Qu'en est-il d'une éventuelle reconnaissance juridique des effets d’une GPA valablement réalisée à l’étranger ?

A certaines conditions, les effets d’une GPA réalisée régulièrement à l’étranger pourraient être reconnus au Luxembourg. Ainsi, si un acte de parentalité a été valablement établi auprès d’un officier de l’état civil luxembourgeois ou si la convention médicale dressée entre les auteurs du projet parental et le centre de fécondation ou le médecin chargé de mettre en œuvre l’assistance médicale a été légalement faite au regard de la loi de l’État dans lequel elle a été dressée, l’acte de naissance de l’enfant né à l’étranger pourrait être transcrit avec l’établissement d’une filiation à l’égard des deux parents d’intention, de sexe opposé ou de même sexe. En l’absence d’acte de parentalité ou de convention médicale valable, l’acte de naissance étranger serait seulement transcrit par rapport à la mère ayant accouché de l’enfant.

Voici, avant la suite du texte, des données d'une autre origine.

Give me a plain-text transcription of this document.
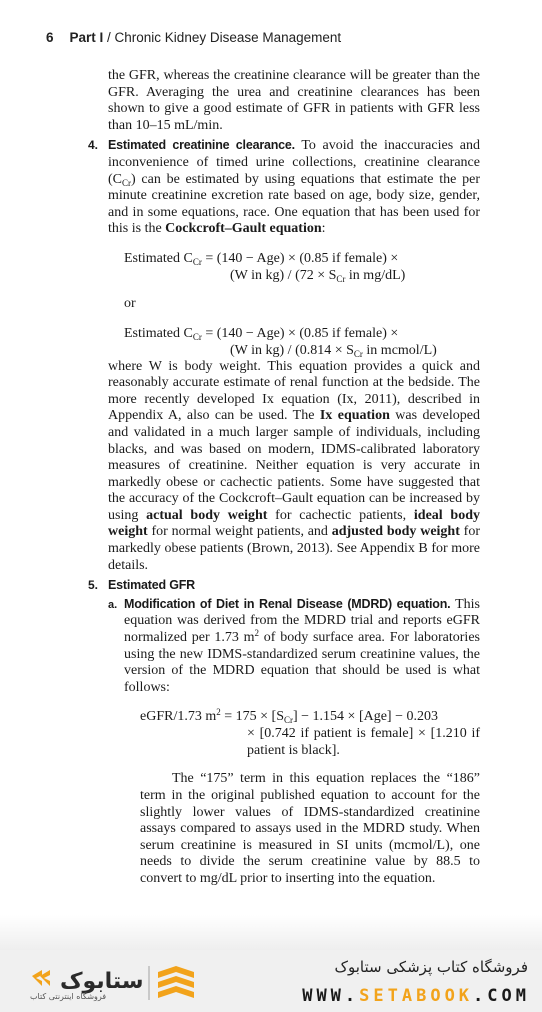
6 Part I / Chronic Kidney Disease Management

the GFR, whereas the creatinine clearance will be greater than the GFR. Averaging the urea and creatinine clearances has been shown to give a good estimate of GFR in patients with GFR less than 10–15 mL/min.

4. Estimated creatinine clearance. To avoid the inaccuracies and inconvenience of timed urine collections, creatinine clearance $(C_{Cr})$ can be estimated by using equations that estimate the per minute creatinine excretion rate based on age, body size, gender, and in some equations, race. One equation that has been used for this is the Cockcroft–Gault equation:

Estimated $C_{Cr} = (140 - Age) \times (0.85$ if female) ×
(W in $kg) / (72 \times S_{Cr}$ in mg/dL)
or
Estimated $C_{Cr} = (140 - Age) \times (0.85$ if female) ×
(W in $kg) / (0.814 \times S_{Cr}$ in mcmol/L)

where W is body weight. This equation provides a quick and reasonably accurate estimate of renal function at the bedside. The more recently developed Ix equation (Ix, 2011), described in Appendix A, also can be used. The Ix equation was developed and validated in a much larger sample of individuals, including blacks, and was based on modern, IDMS-calibrated laboratory measures of creatinine. Neither equation is very accurate in markedly obese or cachectic patients. Some have suggested that the accuracy of the Cockcroft–Gault equation can be increased by using actual body weight for cachectic patients, ideal body weight for normal weight patients, and adjusted body weight for markedly obese patients (Brown, 2013). See Appendix B for more details.

5. Estimated GFR
a. Modification of Diet in Renal Disease (MDRD) equation. This equation was derived from the MDRD trial and reports eGFR normalized per 1.73 $m^2$ of body surface area. For laboratories using the new IDMS-standardized serum creatinine values, the version of the MDRD equation that should be used is what follows:

eGFR/1.73 $m^2 = 175 \times [S_{Cr}] - 1.154 \times [Age] - 0.203$
× [0.742 if patient is female] × [1.210 if patient is black].

The “175” term in this equation replaces the “186” term in the original published equation to account for the slightly lower values of IDMS-standardized creatinine assays compared to assays used in the MDRD study. When serum creatinine is measured in SI units (mcmol/L), one needs to divide the serum creatinine value by 88.5 to convert to mg/dL prior to inserting into the equation.

ستابوک
فروشگاه اینترنتی کتاب
فروشگاه کتاب پزشکی ستابوک
WWW.SETABOOK.COM
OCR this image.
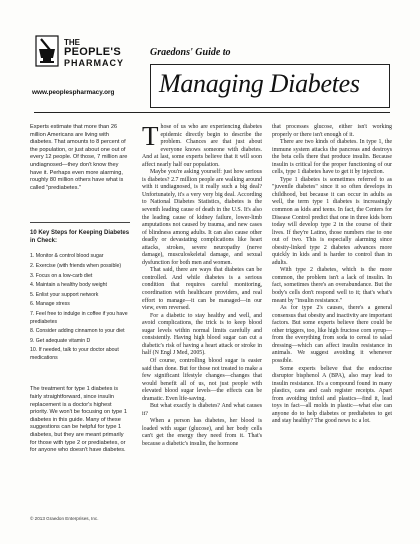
THE
PEOPLE'S
PHARMACY
www.peoplespharmacy.org
Graedons' Guide to
Managing Diabetes

Experts estimate that more than 26 million Americans are living with diabetes. That amounts to 8 percent of the population, or just about one out of every 12 people. Of those, 7 million are undiagnosed—they don't know they have it. Perhaps even more alarming, roughly 80 million others have what is called "prediabetes."

10 Key Steps for Keeping Diabetes in Check:
1. Monitor & control blood sugar
2. Exercise (with friends when possible)
3. Focus on a low-carb diet
4. Maintain a healthy body weight
5. Enlist your support network
6. Manage stress
7. Feel free to indulge in coffee if you have prediabetes
8. Consider adding cinnamon to your diet
9. Get adequate vitamin D
10. If needed, talk to your doctor about medications

The treatment for type 1 diabetes is fairly straightforward, since insulin replacement is a doctor's highest priority. We won't be focusing on type 1 diabetes in this guide. Many of these suggestions can be helpful for type 1 diabetes, but they are meant primarily for those with type 2 or prediabetes, or for anyone who doesn't have diabetes.

© 2013 Graedon Enterprises, Inc.

Those of us who are experiencing diabetes epidemic directly begin to describe the problem. Chances are that just about everyone knows someone with diabetes. And at last, some experts believe that it will soon affect nearly half our population.

Maybe you're asking yourself: just how serious is diabetes? 2.7 million people are walking around with it undiagnosed, is it really such a big deal? Unfortunately, it's a very very big deal. According to National Diabetes Statistics, diabetes is the seventh leading cause of death in the U.S. It's also the leading cause of kidney failure, lower-limb amputations not caused by trauma, and new cases of blindness among adults. It can also cause other deadly or devastating complications like heart attacks, strokes, severe neuropathy (nerve damage), musculoskeletal damage, and sexual dysfunction for both men and women.

That said, there are ways that diabetes can be controlled. And while diabetes is a serious condition that requires careful monitoring, coordination with healthcare providers, and real effort to manage—it can be managed—in our view, even reversed.

For a diabetic to stay healthy and well, and avoid complications, the trick is to keep blood sugar levels within normal limits carefully and consistently. Having high blood sugar can cut a diabetic's risk of having a heart attack or stroke in half (N Engl J Med, 2005).

Of course, controlling blood sugar is easier said than done. But for those not treated to make a few significant lifestyle changes—changes that would benefit all of us, not just people with elevated blood sugar levels—the effects can be dramatic. Even life-saving.

But what exactly is diabetes? And what causes it?

When a person has diabetes, her blood is loaded with sugar (glucose), and her body cells can't get the energy they need from it. That's because a diabetic's insulin, the hormone

that processes glucose, either isn't working properly or there isn't enough of it.

There are two kinds of diabetes. In type 1, the immune system attacks the pancreas and destroys the beta cells there that produce insulin. Because insulin is critical for the proper functioning of our cells, type 1 diabetes have to get it by injection.

Type 1 diabetes is sometimes referred to as "juvenile diabetes" since it so often develops in childhood, but because it can occur in adults as well, the term type 1 diabetes is increasingly common as kids and teens. In fact, the Centers for Disease Control predict that one in three kids born today will develop type 2 in the course of their lives. If they're Latino, those numbers rise to one out of two. This is especially alarming since obesity-linked type 2 diabetes advances more quickly in kids and is harder to control than in adults.

With type 2 diabetes, which is the more common, the problem isn't a lack of insulin. In fact, sometimes there's an overabundance. But the body's cells don't respond well to it; that's what's meant by "insulin resistance."

As for type 2's causes, there's a general consensus that obesity and inactivity are important factors. But some experts believe there could be other triggers, too, like high fructose corn syrup—from the everything from soda to cereal to salad dressing—which can affect insulin resistance in animals. We suggest avoiding it whenever possible.

Some experts believe that the endocrine disruptor bisphenol A (BPA), also may lead to insulin resistance. It's a compound found in many plastics, cans and cash register receipts. Apart from avoiding tinfoil and plastics—find it, lead toys in fact—all molds in plastic—what else can anyone do to help diabetes or prediabetes to get and stay healthy? The good news is: a lot.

Cependant, l’acte de naissance transcrit pourrait énoncer une autre mère que la femme ayant accouché de l’enfant, si cette dernière a renoncé expressément, clairement et sans équivoque à tous les droits concernant l’enfant.

Article rédigé par le LISER, paru dans Femmes Magazine, édition mars 2019

1 Ce projet de recherche a été financé par le GIP Mission de Recherche Droit et Justice (France) et mené en collaboration avec le CEJESCO de l’Université de Reims Champagne-Ardenne, sous la direction de Clotilde BRUNETTI-PONS.

2SEGURA J., « Le “droit à l’enfant” et la filiation en droit luxembourgeois », in « PMA, GPA : quel statut juridique pour l’enfant ? », Editions Mare et Martin, 2019, pp. 205 à 218.

3 Accord de Coalition 2018-2023, p. 22.

4 Voir le projet de loi portant réforme du droit de la filiation n° 6568A.